The subtle tension rising between us around that circle in the courtyard was due to the fact that both I and these clan elders knew that I would have some questions about this that they couldn’t answer… or would rather not. One reason for the inability or reluctance to do so is the history of the malevolent and dehumanizing ways in which the slave trade lured Africans to victimize their own. The most familiar image of “the trade” is of slavery on the wholesale level, where kings and generals and strongmen devastated whole communities, afterwards selling the farmers and soldiers of the losing side with their wives and children to the Europeans, perhaps keeping some slaves for themselves. Much less familiar is the gut-wrenching reality of slavery on the retail level – the cold-blooded and tragic choices made by ordinary commoners to sell away their own kith and kin. Poor families who became desperate enough might sell off a child or two so that they could better manage to feed the ones who remained. A man might lose a son or daughter, seized to settle a debt he couldn’t pay. Chiefs sentenced some criminals to captivity as punishment. And so it went, decade after decade for hundreds of years. If the reason for my Ewe ancestor’s captivity had a story like this behind it, it was easy to understand how this was the kind that might survive as a dirty little family secret for a couple of generations, eventually to be lost completely. These aren’t the kinds of stories that people tend to cherish and commit to passing down for posterity.

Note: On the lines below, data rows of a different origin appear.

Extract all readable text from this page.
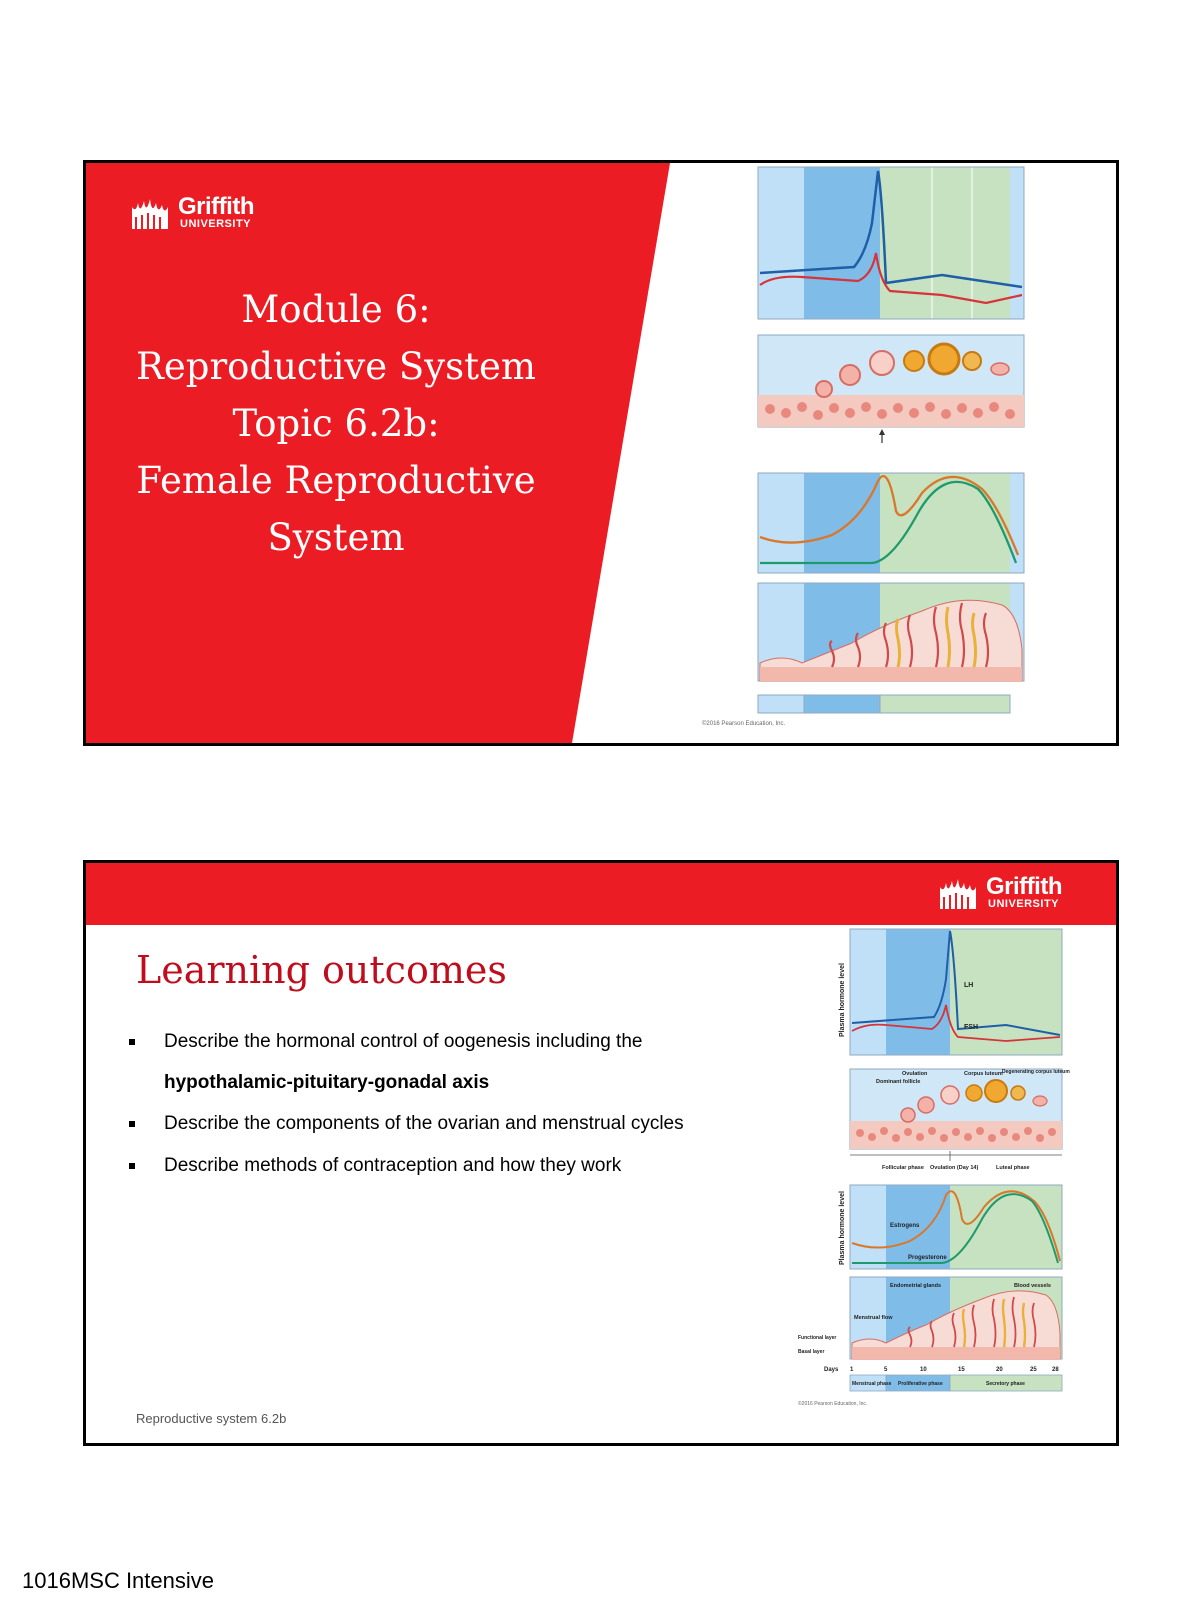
Griffith
UNIVERSITY
Module 6:
Reproductive System
Topic 6.2b:
Female Reproductive
System
©2016 Pearson Education, Inc.
Griffith
UNIVERSITY
Learning outcomes
Describe the hormonal control of oogenesis including the
hypothalamic-pituitary-gonadal axis
Describe the components of the ovarian and menstrual cycles
Describe methods of contraception and how they work
Reproductive system 6.2b
Plasma hormone level	LH
FSH
Dominant follicle
Ovulation	Corpus luteum Degenerating corpus luteum
Follicular phase Ovulation (Day 14)	Luteal phase
Plasma hormone level	Estrogens
Progesterone
Endometrial glands	Blood vessels
Menstrual flow
Functional layer
Basal layer
Days 1	5	10	15	20	25	28
Menstrual phase Proliferative phase	Secretory phase
©2016 Pearson Education, Inc.
1016MSC Intensive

But I also knew there was another over-arching reason the elders might not be able to answer many questions about my ancestor. For generations, not just in this village but throughout the continent, the transatlantic slave trade and the people who went missing because of it simply haven’t been very much on African minds. This is because the African narrative about slavery is so different from the African American narrative. Their narrative is about survival, resistance and triumph, first over slavery and then over colonialism. It’s also a celebration of deep cultural roots and continuity. The narrative I inherited about slavery celebrates survival too – and the courage and faith required to achieve it. But mine is also a narrative about the loss of deep cultural roots and continuity, about feeling, “like a motherless child, a long way from home.” These Ewes have a heritage of songs and stories which celebrate the history of their resistance and its heroes that are widely known and frequently sung. I was told that there are also songs which tell of and mourn some of those who went missing during slavery, but no one gathered that day knew any of these, nor could they think, at that moment, of anyone who did. Elders in far-flung villages who might be able to sing us these songs or tell us these stories are being lost to us, one by one and two by two with every passing year. I was promised that they will ask around until they find someone. Essentially, they were saying, “We’ll get back to you on that.”